Rule 3.3 of the Criminal Procedure Rules 2015 imposes an explicit duty on the parties to every case to communicate with each other, to find out whether the defendant is likely to plead guilty or not guilty; what is agreed and what is likely to be disputed; what information, or other material, is required by one party of another, and why; and what is to be done, by whom, and when.

If the prosecution wishes to rely on the defendant's interview in evidence, the prosecution should seek to agree the summary of interview with the defence. The Prosecution has a duty to ensure that any summary of interview presented is accurate and fair. The Defence should have received a copy of the audio or video recording, and can check the record against the recording, if they cannot accept the summary by way of admission. The record should be edited if inadmissible matters are included within it and, in particular if the interview is lengthy, the prosecution should seek to shorten it by editing or summary - 27C Criminal Practice Directions Amendment No. 3 [2015] EWCA Crim 430.

In furtherance of the overriding objective of the Criminal Procedure Rules, both parties must aim to have presented to the court an accurate summary of what was said; to ensure that this is presented in the shortest possible way and not to expect the court to have to listen to lengthy recorded interviews as much of this could be completely irrelevant and inadmissible.
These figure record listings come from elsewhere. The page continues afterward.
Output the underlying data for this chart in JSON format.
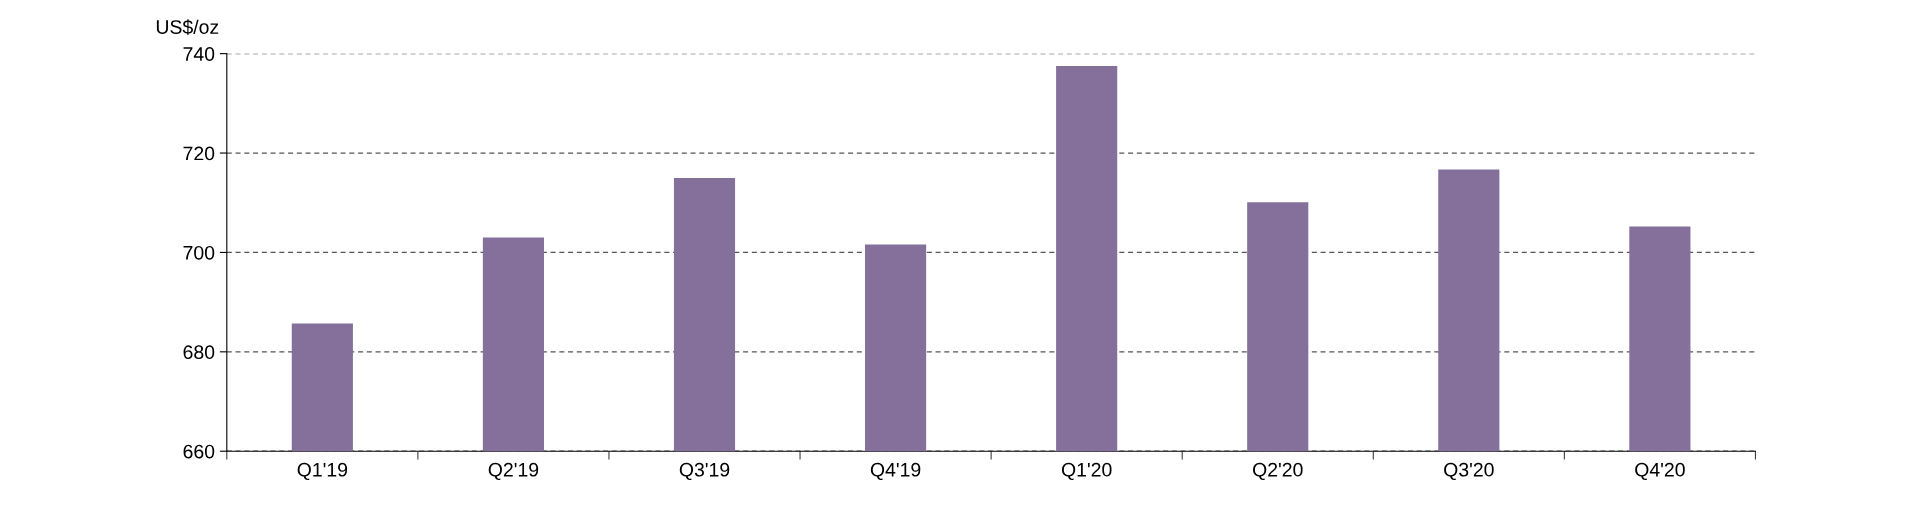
{
  "chart_data": {
    "type": "bar",
    "ylabel": "US$/oz",
    "categories": [
      "Q1'19",
      "Q2'19",
      "Q3'19",
      "Q4'19",
      "Q1'20",
      "Q2'20",
      "Q3'20",
      "Q4'20"
    ],
    "values": [
      685.7,
      703.0,
      715.0,
      701.6,
      737.5,
      710.1,
      716.7,
      705.2
    ],
    "color": "#84709a",
    "ylim": [
      660,
      740
    ],
    "yticks": [
      660,
      680,
      700,
      720,
      740
    ],
    "grid": "y"
  }
}
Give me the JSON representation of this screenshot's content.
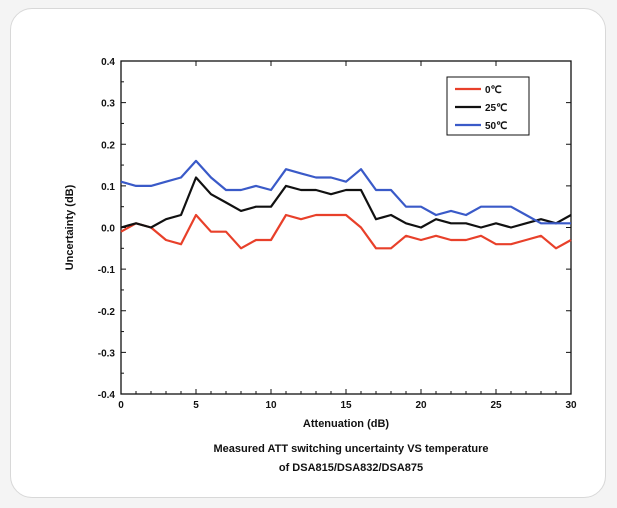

During a case management hearing, the court may seek to ascertain that the correct legal principles have been applied. The Prosecution should be able to inform the court whether the interview provides more than the detail of a pre-prepared statement, and that the interview summary provided is accurate. Directions may be made for the defence to submit to the Prosecution, any edits or amendments, within a specified timeframe, for the prosecution to consider whether they more accurately reflect what was said. The police should be notified of any such directions and the timeframe for an agreed summary to be provided.

Where a defendant is unrepresented he should be asked to look at the summary or have it read out to him to determine whether he recollects whether he said anything else in interview that ought to be included. If possible, this should be agreed at the first hearing.

When carrying out an initial review of a file for summary trial which contains a summary or record of interview, prosecutors do not need to listen to the tape before a plea is taken, provided there is sufficient evidence to enable them to apply the test set out in the Code for Crown Prosecutors and the summary or record of interview appears to be adequate. The prosecutor must check to ensure that the 'Supervisor's Certificate' has been completed. This certifies that the information provided is an accurate summary of the available evidence in the case. It also ensures that the file has been built to the required standard.

If a guilty plea is entered, the case may be finalised without the tape being listened to.

A prosecutor preparing for trial should listen to the interview tape if it is going to be played at trial.

Further guidance of particular relevance to the Crown Court but applicable to the Magistrates' Court is set out in 27C Criminal Practice Directions Amendment No. 3 [2015] EWCA Crim 430.

Editing Tapes

Tape recordings of interviews may contain material which is inadmissible. It is only necessary to consider editing the tape if the tape is to be played in court, or if it contains sensitive material.

If the case is to be tried in the Crown Court, any question of editing the tape or the transcript should be dealt with between the prosecution and defence advocates, with the judge being consulted if necessary.

If the parts of the interview which it is proposed to omit are short, and readily identifiable, the passages may be omitted by running the tape on when it is played. If this is not possible, the police should be asked to prepare an edited tape.